A doctor heals, a designer solves problems (vaguely).
Specifically, an orthopaedic doctor is a type of doctor (healer of bones), a user experience designer is a type of designer (problem-solver of how a human can interact with computers to get them to work for them). In today’s digital world where almost everything comes with a computer chip in it, UX commonly work with digital products.

A digital product could be a software, app or website
Products like a traditional coffeemaker make life easier for humans by doing their tasks for them, using mechanical and/or electrical power (like grind beans). While digital products use the power of computers to do tasks for humans (like make a cab appear at your doorstep!).

The way machines need electricity and oil to keep working smoothly, some digital products need an internet connection — to start up, do tasks and also upgrade themselves with latest improvements.

A designer decides how it looks and feels, an engineer builds it.
Your grandson plans how the app or website should look and feel. And the software developers and engineers build it. A machine needs a lot of questions answered by a human to do any task successfully. Engineers reduce the number of questions, by creating new technologies. And the designer presents these questions in a pleasant way so that you can understand them and answer easily.

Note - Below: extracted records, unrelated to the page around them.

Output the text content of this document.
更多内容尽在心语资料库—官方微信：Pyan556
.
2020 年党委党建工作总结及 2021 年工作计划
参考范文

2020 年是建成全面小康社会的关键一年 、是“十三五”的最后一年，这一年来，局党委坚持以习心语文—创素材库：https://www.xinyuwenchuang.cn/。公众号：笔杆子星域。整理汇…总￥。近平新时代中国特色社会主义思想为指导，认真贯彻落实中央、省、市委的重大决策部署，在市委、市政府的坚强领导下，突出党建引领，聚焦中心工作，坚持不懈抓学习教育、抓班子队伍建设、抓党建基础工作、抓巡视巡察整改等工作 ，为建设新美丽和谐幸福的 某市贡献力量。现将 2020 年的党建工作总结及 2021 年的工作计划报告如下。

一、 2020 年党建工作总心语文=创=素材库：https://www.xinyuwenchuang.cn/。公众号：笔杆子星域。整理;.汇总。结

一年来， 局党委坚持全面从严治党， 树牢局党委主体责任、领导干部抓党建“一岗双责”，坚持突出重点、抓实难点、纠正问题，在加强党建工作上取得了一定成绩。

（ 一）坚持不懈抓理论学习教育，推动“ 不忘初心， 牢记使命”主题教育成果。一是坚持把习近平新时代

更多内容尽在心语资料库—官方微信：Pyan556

Imagine a form you need to fill out to tell a machine exactly what you want it to do. Ideally it would have a minimum number of questions, worded in a crisp and clear language. Maybe even supported with multiple choice answers, so that you needn’t think too hard. And as a bonus, it’s all typed out in a lovely font. All of these tricks give you the feeling that the form is very short and easy to answer— and it certainly looks pleasing. The whole effect gives you an enjoyable experience, while you get some work done by the machine. That’s the kind of experience a user experience designer aims to give you (the user), when you use a digital product.

I hope this profession is a little clearer to you now and that you can finally brag about it, as every granny should!

But hey, if my explanation was completely useless in clearing up your doubts, you can always use it as a way to unleash utter confusion on your most annoying bridge club friend.